1) La règle générale

Les horaires des commerces de détail sont libres, à l'exception de ceux des magasins dont la superficie dépasse 280 m2, la loi les soumettant à l'obligation de la fermeture dominicale, à moins qu'ils ne soient gérés par des personnes de religion juive.

Le non-respect de ces dispositions est puni d'une amende d'au plus 50 000 £ (soit environ 80 000 €).

L'entrée en vigueur de la loi de 1994 n'a guère modifié la situation, car la loi précédente, qui interdisait l'ouverture dominicale des magasins, était de moins en moins respectée.

2) Les principales exceptions sectorielles et géographiques

Certains commerces, même de superficie supérieure à 280 m2, ne sont pas soumis à la fermeture dominicale.

Il s'agit essentiellement des magasins de cycles et d'automobiles, des pharmacies, des stations-service et des boutiques situées dans les gares et les aéroports.

3) Les dérogations à la fermeture dominicale

Les magasins dont la superficie dépasse 280 m2 peuvent ouvrir, à condition de prévenir les autorités de la collectivité sur le territoire de laquelle ils sont implantés.

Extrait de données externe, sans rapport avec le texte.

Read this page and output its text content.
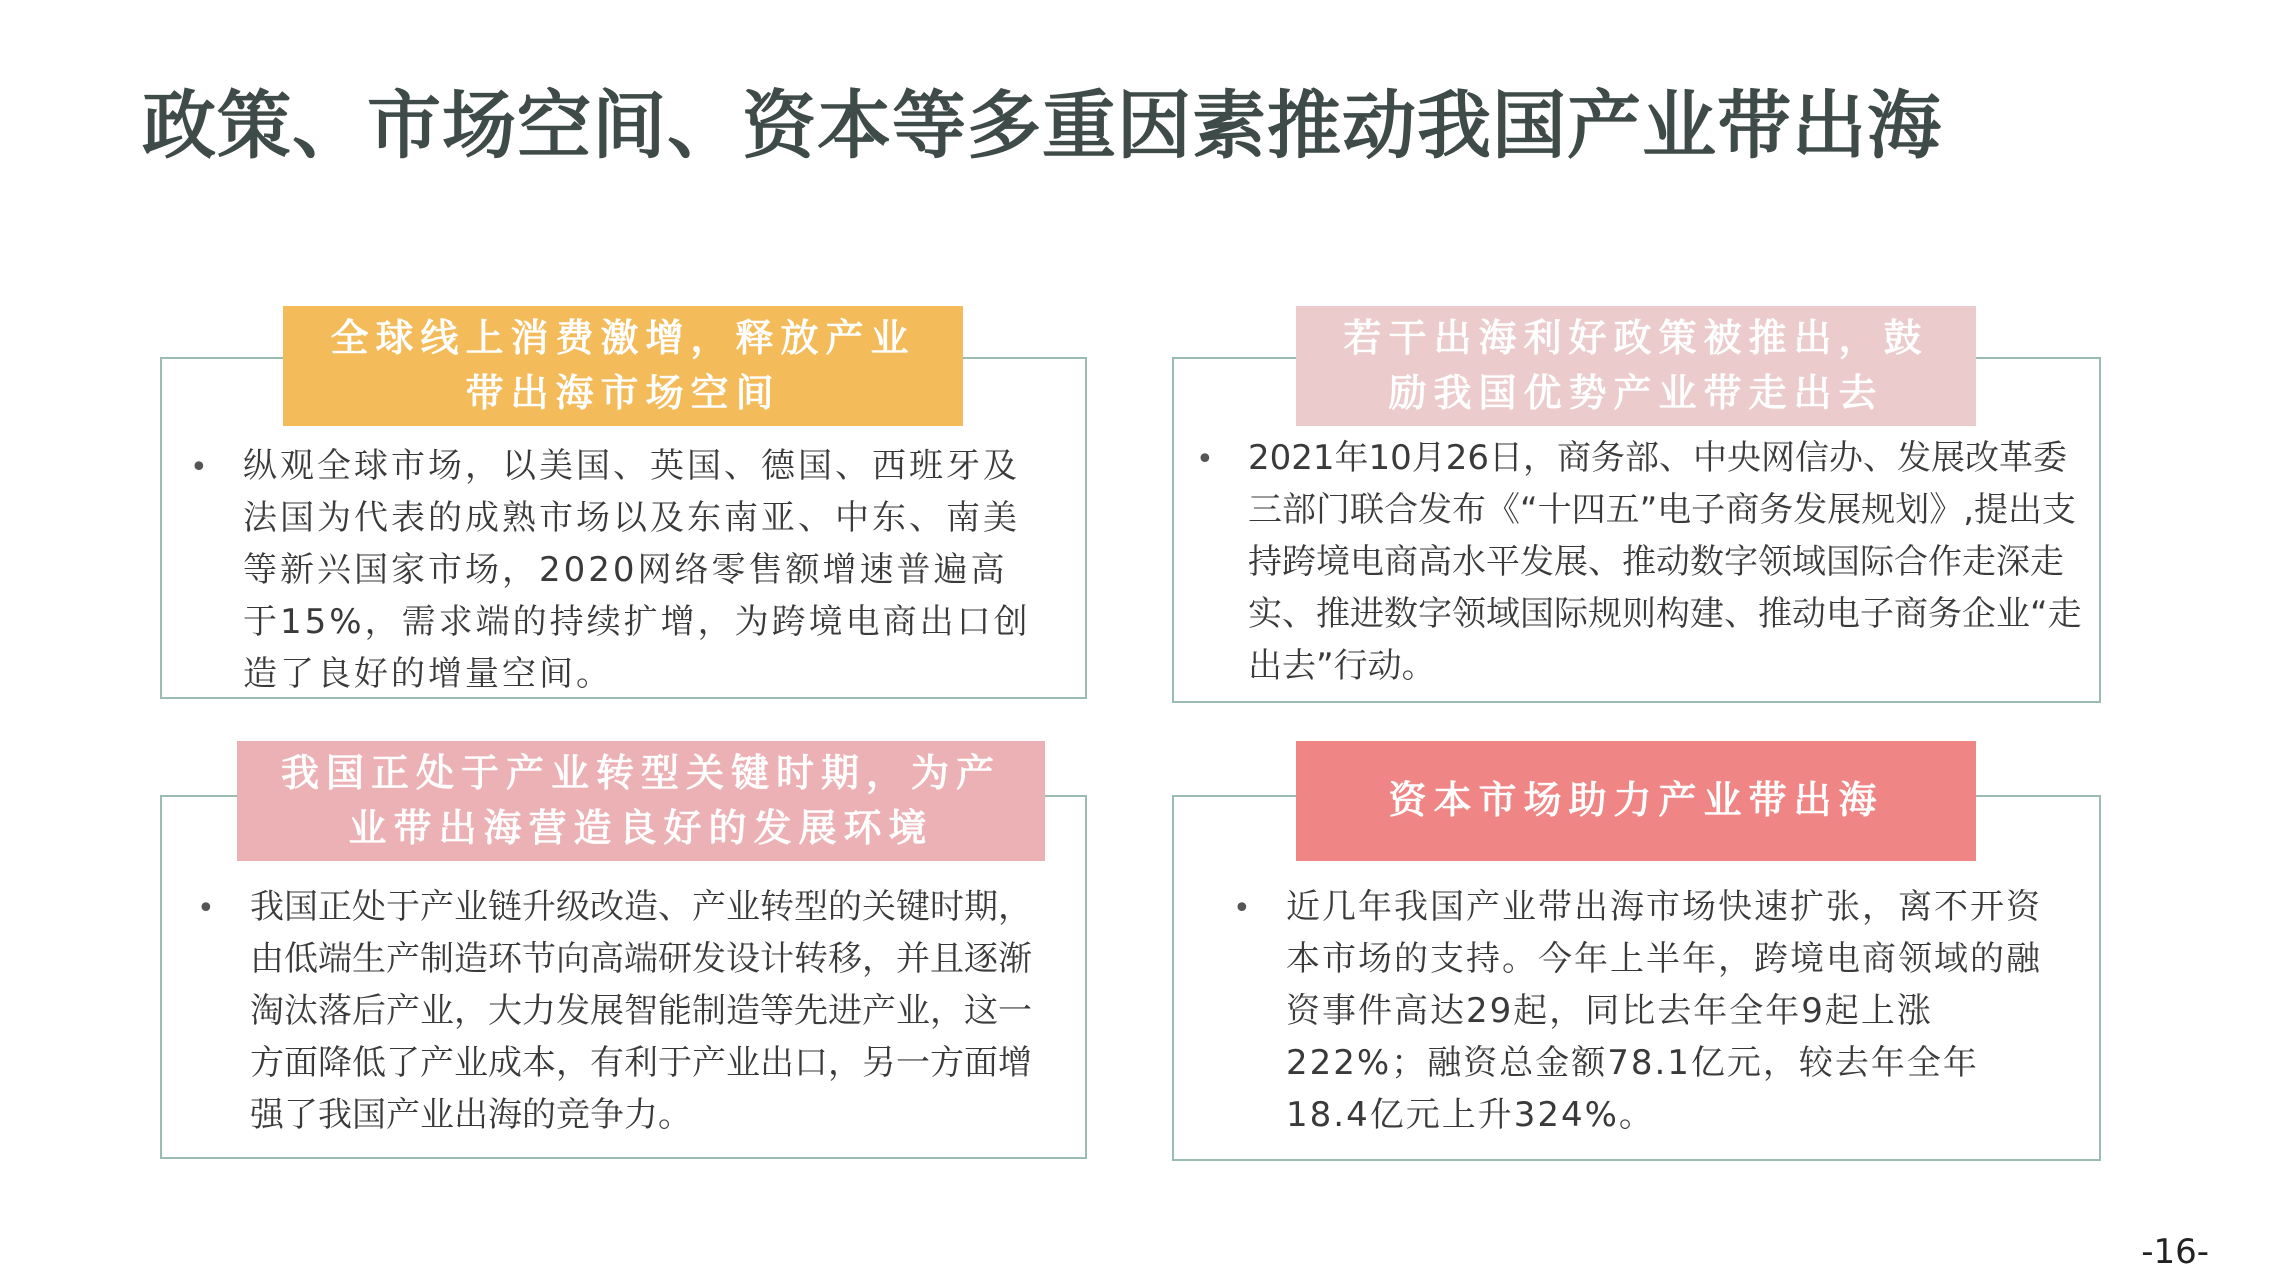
政策、市场空间、资本等多重因素推动我国产业带出海
全球线上消费激增，释放产业
带出海市场空间
• 纵观全球市场，以美国、英国、德国、西班牙及法国为代表的成熟市场以及东南亚、中东、南美等新兴国家市场，2020网络零售额增速普遍高于15%，需求端的持续扩增，为跨境电商出口创造了良好的增量空间。

若干出海利好政策被推出，鼓
励我国优势产业带走出去
• 2021年10月26日，商务部、中央网信办、发展改革委三部门联合发布《“十四五”电子商务发展规划》,提出支持跨境电商高水平发展、推动数字领域国际合作走深走实、推进数字领域国际规则构建、推动电子商务企业“走出去”行动。

我国正处于产业转型关键时期，为产
业带出海营造良好的发展环境
• 我国正处于产业链升级改造、产业转型的关键时期，由低端生产制造环节向高端研发设计转移，并且逐渐淘汰落后产业，大力发展智能制造等先进产业，这一方面降低了产业成本，有利于产业出口，另一方面增强了我国产业出海的竞争力。

资本市场助力产业带出海
• 近几年我国产业带出海市场快速扩张，离不开资本市场的支持。今年上半年，跨境电商领域的融资事件高达29起，同比去年全年9起上涨222%；融资总金额78.1亿元，较去年全年18.4亿元上升324%。

-16-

Dans cette hypothèse, leur période d'ouverture, nécessairement comprise entre 10 et 18 heures, est limitée à six heures. De plus, ils ont l'obligation d'être fermés le dimanche de Pâques ainsi que le jour de Noël lorsqu'il coïncide avec un dimanche.

BELGIQUE



La loi du 24 juillet 1973 instaurant la fermeture obligatoire du soir dans le commerce, l'artisanat et les services définit les horaires d'ouverture des commerces de détail pendant les jours ouvrables. Elle a été modifiée le 29 janvier 1999, afin de donner un cadre légal aux magasins ouvrant la nuit.

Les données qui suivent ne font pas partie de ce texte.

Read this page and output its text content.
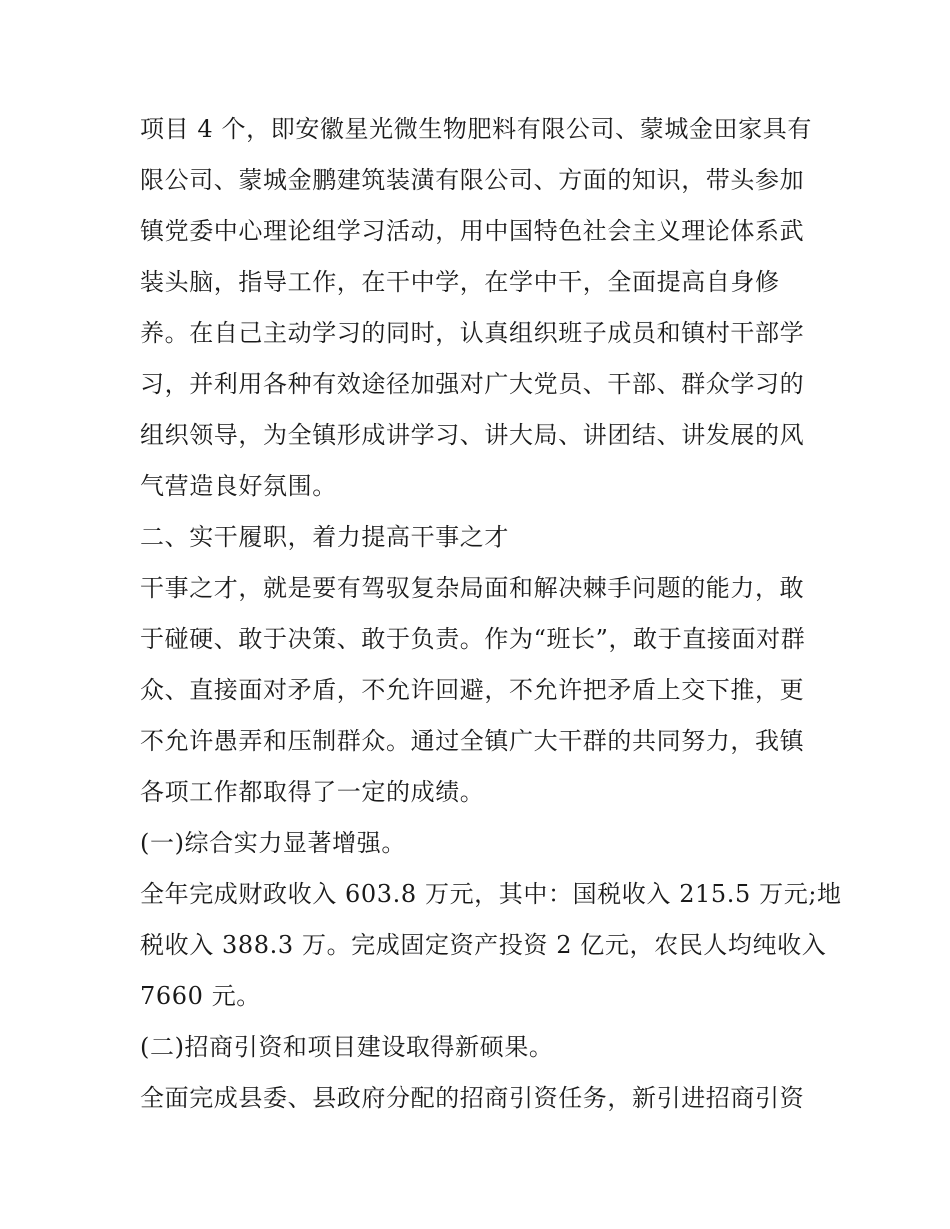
项目 4 个，即安徽星光微生物肥料有限公司、蒙城金田家具有
限公司、蒙城金鹏建筑装潢有限公司、方面的知识，带头参加
镇党委中心理论组学习活动，用中国特色社会主义理论体系武
装头脑，指导工作，在干中学，在学中干，全面提高自身修
养。在自己主动学习的同时，认真组织班子成员和镇村干部学
习，并利用各种有效途径加强对广大党员、干部、群众学习的
组织领导，为全镇形成讲学习、讲大局、讲团结、讲发展的风
气营造良好氛围。
二、实干履职，着力提高干事之才
干事之才，就是要有驾驭复杂局面和解决棘手问题的能力，敢
于碰硬、敢于决策、敢于负责。作为“班长”，敢于直接面对群
众、直接面对矛盾，不允许回避，不允许把矛盾上交下推，更
不允许愚弄和压制群众。通过全镇广大干群的共同努力，我镇
各项工作都取得了一定的成绩。
(一)综合实力显著增强。
全年完成财政收入 603.8 万元，其中：国税收入 215.5 万元;地
税收入 388.3 万。完成固定资产投资 2 亿元，农民人均纯收入
7660 元。
(二)招商引资和项目建设取得新硕果。
全面完成县委、县政府分配的招商引资任务，新引进招商引资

D'après la loi du 22 juin 1960 instaurant le repos hebdomadaire dans l'artisanat et le commerce, un arrêté royal peut obliger les magasins d'un secteur donné à respecter une fermeture hebdomadaire de vingt-quatre heures consécutives, mais les commerçants peuvent alors choisir un autre jour que le dimanche.

1) La règle générale

 L'ouverture des commerces de détail est possible :

- de 5 à 21 heures le vendredi et les jours ouvrables précédant un jour férié ;

- de 5 à 20 heures les autres jours ouvrables, l'exécutif communal ayant la possibilité de fixer l'heure d'ouverture à 4 heures et celle de fermeture à 21 heures au maximum quinze fois par an, ainsi que le jour du marché.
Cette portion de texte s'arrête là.